EU ‘assessing’ Malta’s response to bird trapping ruling

Environment commissioner Jessika Roswall ‘confident’ a solution will be found

The European Commission is “assessing” the government’s response to a judgment that found it in breach of EU bird trapping rules, with European Environment Commissioner Jessika Roswall “confident” a solution will be found.

Roswall was speaking to Times of Malta during a two-day visit to Malta last week.

In Malta, Roswall toured a barn owl conservation project run by the hunters’ federation, prompting criticism from environmentalists, with BirdLife Malta CEO Mark Sultana saying she had “fallen into a greenwashing trap”.
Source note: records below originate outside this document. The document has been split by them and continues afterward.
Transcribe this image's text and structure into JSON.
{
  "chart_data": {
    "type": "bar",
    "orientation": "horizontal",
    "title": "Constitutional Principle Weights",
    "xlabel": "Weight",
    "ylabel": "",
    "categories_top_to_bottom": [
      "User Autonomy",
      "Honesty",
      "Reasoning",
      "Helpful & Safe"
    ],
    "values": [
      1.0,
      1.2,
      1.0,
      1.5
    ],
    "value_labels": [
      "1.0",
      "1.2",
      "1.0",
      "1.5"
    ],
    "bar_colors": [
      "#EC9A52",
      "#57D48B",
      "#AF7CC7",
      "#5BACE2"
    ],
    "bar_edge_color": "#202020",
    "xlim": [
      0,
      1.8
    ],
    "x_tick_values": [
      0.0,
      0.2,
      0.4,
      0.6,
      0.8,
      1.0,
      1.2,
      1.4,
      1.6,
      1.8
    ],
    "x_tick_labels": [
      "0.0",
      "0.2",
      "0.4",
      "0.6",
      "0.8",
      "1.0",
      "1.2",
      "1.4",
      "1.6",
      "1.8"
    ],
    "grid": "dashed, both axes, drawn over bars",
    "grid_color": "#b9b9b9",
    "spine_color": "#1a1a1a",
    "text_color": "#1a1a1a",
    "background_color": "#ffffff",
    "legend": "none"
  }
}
This was not the first time Roswall’s name has been drawn into Malta’s contentious issue of hunting and bird trapping debate. Shortly after a European court ruled last September against Malta allowing finch trapping for “research purposes”, Roswall met with hunting minister Clint Camilleri at a time when the government was pledging to study “the way forward”. Just days later, Malta reopened the trapping season, once again describing it as a “research period”.
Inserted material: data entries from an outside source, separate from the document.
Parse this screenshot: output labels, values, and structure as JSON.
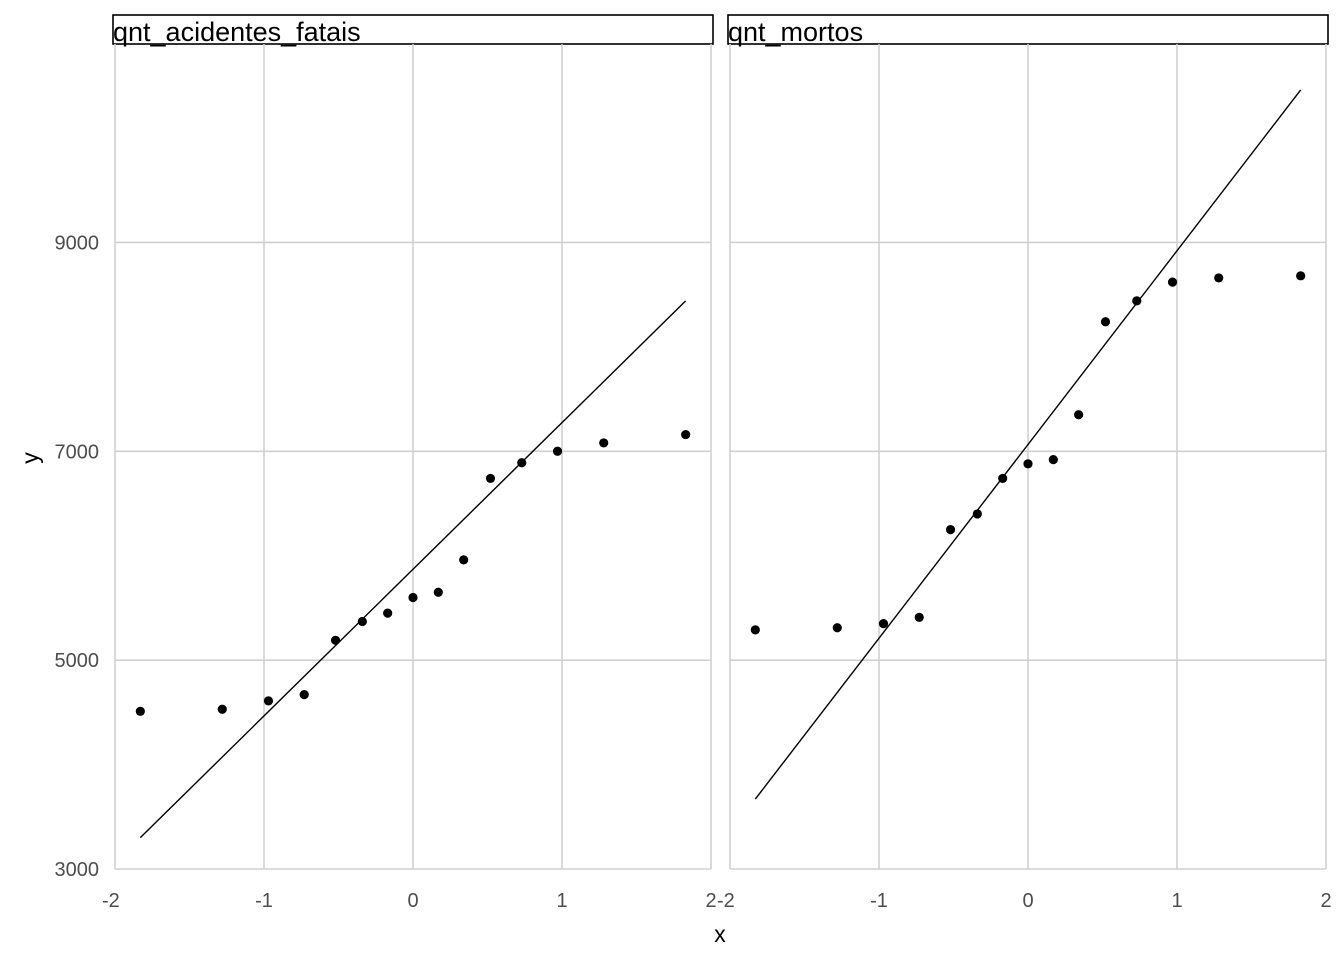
{
  "chart_data": [
    {
      "type": "scatter",
      "facet": "qnt_acidentes_fatais",
      "xlabel": "x",
      "ylabel": "y",
      "xlim": [
        -2,
        2
      ],
      "ylim": [
        3000,
        10900
      ],
      "x_ticks": [
        -2,
        -1,
        0,
        1,
        2
      ],
      "y_ticks": [
        3000,
        5000,
        7000,
        9000
      ],
      "grid": true,
      "points": [
        {
          "x": -1.83,
          "y": 4510
        },
        {
          "x": -1.28,
          "y": 4530
        },
        {
          "x": -0.97,
          "y": 4610
        },
        {
          "x": -0.73,
          "y": 4670
        },
        {
          "x": -0.52,
          "y": 5190
        },
        {
          "x": -0.34,
          "y": 5370
        },
        {
          "x": -0.17,
          "y": 5450
        },
        {
          "x": 0.0,
          "y": 5600
        },
        {
          "x": 0.17,
          "y": 5650
        },
        {
          "x": 0.34,
          "y": 5960
        },
        {
          "x": 0.52,
          "y": 6740
        },
        {
          "x": 0.73,
          "y": 6890
        },
        {
          "x": 0.97,
          "y": 7000
        },
        {
          "x": 1.28,
          "y": 7080
        },
        {
          "x": 1.83,
          "y": 7160
        }
      ],
      "reference_line": {
        "x": [
          -1.83,
          1.83
        ],
        "y": [
          3300,
          8440
        ]
      }
    },
    {
      "type": "scatter",
      "facet": "qnt_mortos",
      "xlabel": "x",
      "ylabel": "y",
      "xlim": [
        -2,
        2
      ],
      "ylim": [
        3000,
        10900
      ],
      "x_ticks": [
        -2,
        -1,
        0,
        1,
        2
      ],
      "y_ticks": [
        3000,
        5000,
        7000,
        9000
      ],
      "grid": true,
      "points": [
        {
          "x": -1.83,
          "y": 5290
        },
        {
          "x": -1.28,
          "y": 5310
        },
        {
          "x": -0.97,
          "y": 5350
        },
        {
          "x": -0.73,
          "y": 5410
        },
        {
          "x": -0.52,
          "y": 6250
        },
        {
          "x": -0.34,
          "y": 6400
        },
        {
          "x": -0.17,
          "y": 6740
        },
        {
          "x": 0.0,
          "y": 6880
        },
        {
          "x": 0.17,
          "y": 6920
        },
        {
          "x": 0.34,
          "y": 7350
        },
        {
          "x": 0.52,
          "y": 8240
        },
        {
          "x": 0.73,
          "y": 8440
        },
        {
          "x": 0.97,
          "y": 8620
        },
        {
          "x": 1.28,
          "y": 8660
        },
        {
          "x": 1.83,
          "y": 8680
        }
      ],
      "reference_line": {
        "x": [
          -1.83,
          1.83
        ],
        "y": [
          3670,
          10460
        ]
      }
    }
  ]
}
In an interview at the European Commission offices in Valletta, Roswall refused to say whether the government was undermining the court’s ruling. “I’m here to find solutions. I think that is the only way forward,” she told Times of Malta.

Roswall said the two sides had continued discussing the issue following a meeting in November. “I had the meeting, we wrote a letter and they responded,” she said. “Now we are assessing the response, which we received recently.”

Roswall said “it is important that this is solved”, adding she is confident that a solution will be found as talks progress. “I believe in dialogue and finding the way forward,” she said.

Incinerators

Aside from its bird trapping practices, Malta has also faced EU court action for failing to sufficiently treat its sewage before discharging it into the sea. At the time of the ruling in late 2024, the government said it had stepped up sewage treatment measures ever since the EU’s assessment some years earlier.

Roswall told Times of Malta she would be visiting one of the sewage treatment plants that came under the court’s spotlight, Mellieħa’s Iċ-Ċumnija plant, hoping to see progress.

“I don’t want to have any ongoing infringement with any member state,” she said. “I want to see progress, that’s my main interest”.

Roswall, who is leading the EU’s push for new laws on the circular economy, was cautious when asked about Malta’s plans to build a series of incinerators, including a waste-to-energy plant in Magħtab.

The plans have drawn protests from some residents and organisations, with many arguing that the introduction of incinerators in Malta runs counter to the Europe-wide push to close them down.

However, the issue is not clear cut, Roswall said. “In politics it’s never ‘this is good and this is bad’,” she warned. “You always have to put things into balance and see what the pros and cons are”.

Ultimately, Roswall argued, “waste is a resource”, particularly because Malta “has a challenge with landfilling”.

I don’t want to have any ongoing infringement with any member state. I want to see progress, that’s my main interest- European Environment Commissioner Jessika Roswall

With a looming energy supply crisis, Europe needs to find ways to wean itself off fossil fuels, Roswall said. “This is where waste-to-energy can come in and play a role,” she said. This needs to be accompanied by other measures to minimise waste and, wherever possible, repurpose it. “This is what we are trying to address in the circular economy act, that we see how we can reuse the right waste.”

So, does she think there is a role for a waste-to-energy incinerator in Malta’s waste management strategy, alongside a greater push for circularity?

“Absolutely there is, we need all of them,” she replied.

Roswall said she remained worried about Europe’s slow transition towards renewable energy, an issue that Malta has also struggled to keep pace with. “It concerns me for the whole of the EU, not just Malta,” she remarked.

The war in Iran and the closure of the Strait of Hormuz are only the latest signs that “we are too dependent on fossil fuels”.

“We learned the hard way, for the second time in five years, that dependencies are not good. I am worried that the transition has to move faster,” Roswall said. “It’s important for climate change but also for our security and economy.”